The robot checks in real time that all participants fully perform all the required exercises and encourages participants who stop or slow down the execution of the exercises. 

Then, thanks to a detailed off-line processing of the video recorded during the session, it is possible to obtain information on the quality of the execution, highlighting technical parameters on the number of movements performed; the symmetry between the right and left movements; the range of movement of the most relevant joints and the synchronization between the different subjects and the robot, this last parameter allows us to verify if the participants follow the instructions and the pace given by the robot.

The results obtained in the first experimentation sessions of the platform with sarcopenic subjects at the Galliera Hospital showed a high degree of acceptance by the subjects undergoing the training sessions and a high synchronization of movements between all subjects and the robot.

The characteristics of the robot and its shape proved to be suitable for the study: people found Pepper an excellent trainer, able to show them all the exercises in a very understandable way and to guide them in a fun way to complete the protocol while maintaining the correct timing.  

Humanoid robots, however, are not only applied as “fiotherapists” in rehabilitation and physical training contexts; recently in many cases humanoid robots have been adopted for their modularity of interaction and can be used both to decrease apathy and for fun and also to support some learning activities and memory reinforcement. 

In this regard, let’s talk about the second project that sees the application of the humanoid robot Nao with subjects presenting Alzheimer’s disease.

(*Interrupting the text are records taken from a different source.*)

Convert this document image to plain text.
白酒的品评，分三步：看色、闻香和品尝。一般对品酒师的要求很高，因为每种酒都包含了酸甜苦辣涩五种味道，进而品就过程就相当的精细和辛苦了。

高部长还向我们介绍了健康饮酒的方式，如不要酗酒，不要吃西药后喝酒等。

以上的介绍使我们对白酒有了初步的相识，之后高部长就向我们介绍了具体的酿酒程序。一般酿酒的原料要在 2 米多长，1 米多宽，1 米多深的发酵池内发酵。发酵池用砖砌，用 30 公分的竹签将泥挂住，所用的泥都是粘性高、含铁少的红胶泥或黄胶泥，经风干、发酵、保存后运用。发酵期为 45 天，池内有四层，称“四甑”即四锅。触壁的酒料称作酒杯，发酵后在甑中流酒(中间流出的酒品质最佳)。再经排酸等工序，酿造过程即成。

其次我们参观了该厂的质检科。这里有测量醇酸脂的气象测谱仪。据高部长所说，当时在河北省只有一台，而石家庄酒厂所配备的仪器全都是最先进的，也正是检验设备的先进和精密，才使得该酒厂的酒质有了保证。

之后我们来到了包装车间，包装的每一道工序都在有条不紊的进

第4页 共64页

In this context, the humanoid robot Nao is employed as an entertainment tool and a vehicle for games and cognition support.

The project took place in Italy at Il Paese Ritrovato in Monza, a small town where people with Alzheimer’s lead a normal life, feeling at home while receiving the necessary attention. 

“A real place that wants to slow down cognitive decline and minimize disabilities in daily life, offering the resident person the opportunity to continue to live a rich life appropriate to their abilities, desires and needs.”

The goal of the project was to provide the residents of the Paese Ritrovato with play activities, cognitive support workshops and smart games made with the humanoid robot Nao.

The recipients of the project were the residents of Il Paese Ritrovato, who together with the operators, therapists and psychologists carried out various types of group activities. The activities included phases of knowledge and verbal dialogue between residents and games including: Guess the animal, Finish the proverb, Sing, Remember some recipes and exercise activities.

At the end of the first phase of experimentation, as reported by the Dramatherapist Paola Perfetti who attended the activity sessions with the residents: “The impact with the residents has been positive since the moment we took it out of the box in front of them. We can define it as a character who creates well-being, so nice that even the operator who accompanies it is nice. Nao is able to stimulate new experimentation, not only in a group work but also individually, he is able to strengthen the relationship between the resident and the operator. Nao is the medium, the emotional mediator. The residents of Il Paese Ritrovato see it as funny, they see it as human, and that fosters interaction.”

We well understood that the use of new technologies and humanoid robots to support frail and elderly users has produced excellent and encouraging results for future applications.